For now, though, supply gaps are still being filled and buyers find themselves competing against each other, bidding up prices in the process. Trade protectionism and high freight costs do not help matters, with consumers largely stuck buying material from local sources if available.
There is a limit to the euphoria, of course. Gaps in supply will eventually be filled, logistics issues ironed out and prices and margins will move back towards long-term averages, particularly because growth in end-use demand is unlikely to last. This is a lengthy process, however.
As we discuss in our European analysis this month, buyers in the UK market have technically been freer than their EU-based counterparts to source material from a wider range of countries, tariff- and quota-free, since the start of the year. Until now, however, they have continued to source some 80% of their stainless steel from EU suppliers – a proportion similar to when the UK remained in the EU.

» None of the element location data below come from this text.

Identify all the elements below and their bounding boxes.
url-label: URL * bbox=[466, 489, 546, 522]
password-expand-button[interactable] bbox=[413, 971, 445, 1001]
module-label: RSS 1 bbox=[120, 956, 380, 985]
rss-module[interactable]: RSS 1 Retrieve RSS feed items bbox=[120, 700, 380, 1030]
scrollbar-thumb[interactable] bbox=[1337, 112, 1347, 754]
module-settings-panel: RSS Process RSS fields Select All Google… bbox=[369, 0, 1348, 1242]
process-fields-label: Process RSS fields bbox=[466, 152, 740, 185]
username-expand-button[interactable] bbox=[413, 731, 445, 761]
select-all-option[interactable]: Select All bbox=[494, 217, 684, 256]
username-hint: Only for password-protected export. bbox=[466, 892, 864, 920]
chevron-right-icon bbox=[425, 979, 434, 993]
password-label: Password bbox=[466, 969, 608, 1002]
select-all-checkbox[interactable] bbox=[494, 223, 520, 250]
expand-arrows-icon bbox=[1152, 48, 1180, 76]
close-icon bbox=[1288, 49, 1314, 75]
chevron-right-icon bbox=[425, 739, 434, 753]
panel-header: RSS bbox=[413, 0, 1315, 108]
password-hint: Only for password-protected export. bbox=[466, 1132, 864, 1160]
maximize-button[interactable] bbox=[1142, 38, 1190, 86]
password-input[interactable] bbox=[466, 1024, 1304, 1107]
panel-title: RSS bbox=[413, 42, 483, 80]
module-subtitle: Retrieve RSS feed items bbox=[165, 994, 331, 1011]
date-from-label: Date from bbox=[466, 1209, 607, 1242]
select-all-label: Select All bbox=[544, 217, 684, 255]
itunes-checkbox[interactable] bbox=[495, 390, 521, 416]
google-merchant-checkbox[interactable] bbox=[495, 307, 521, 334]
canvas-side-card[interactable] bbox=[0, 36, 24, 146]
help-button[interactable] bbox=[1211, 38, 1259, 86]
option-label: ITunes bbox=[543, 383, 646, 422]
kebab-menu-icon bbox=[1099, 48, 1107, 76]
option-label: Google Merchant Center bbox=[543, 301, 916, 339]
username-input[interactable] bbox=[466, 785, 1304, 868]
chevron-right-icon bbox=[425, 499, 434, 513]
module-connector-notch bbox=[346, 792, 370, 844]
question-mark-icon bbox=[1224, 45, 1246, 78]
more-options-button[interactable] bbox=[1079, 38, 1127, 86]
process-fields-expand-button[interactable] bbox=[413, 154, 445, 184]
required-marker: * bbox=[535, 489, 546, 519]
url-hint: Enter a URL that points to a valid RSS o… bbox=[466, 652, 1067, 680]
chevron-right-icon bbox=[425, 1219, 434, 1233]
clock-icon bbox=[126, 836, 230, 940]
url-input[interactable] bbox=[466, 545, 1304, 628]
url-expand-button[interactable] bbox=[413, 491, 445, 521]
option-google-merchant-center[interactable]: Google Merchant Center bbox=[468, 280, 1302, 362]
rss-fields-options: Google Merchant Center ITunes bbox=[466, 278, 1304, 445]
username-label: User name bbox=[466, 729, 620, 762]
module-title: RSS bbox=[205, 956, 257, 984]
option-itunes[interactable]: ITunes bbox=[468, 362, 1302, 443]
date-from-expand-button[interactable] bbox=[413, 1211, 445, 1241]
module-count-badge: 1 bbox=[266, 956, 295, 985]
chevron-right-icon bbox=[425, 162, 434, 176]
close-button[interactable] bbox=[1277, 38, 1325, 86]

The natural geographical position of the UK means that EU suppliers will always play a large role but, with European prices ratcheting up month after month and at a faster pace than those elsewhere, why do UK buyers not turn more of their attention to suppliers from Asia?
Besides the aforementioned logistics issues facing buyers around the world, a key factor may be that Asian prices, while lower than those in Europe, have also jumped over recent months – although not at such a pace.
Often a seasonally strong time of the year, Asia’s steelmakers have been successful in securing higher prices recently. Import pressures have also receded in some markets, with the removal of Chinese export rebates and concerns of supply availability from Indonesian producers while the government looks to contain a growing outbreak of Covid-19 cases in the country.
Indicators from end-use industries should offer pause for thought, however – they fell largely, and unusually, in May, which may portend weakness in the market later this year.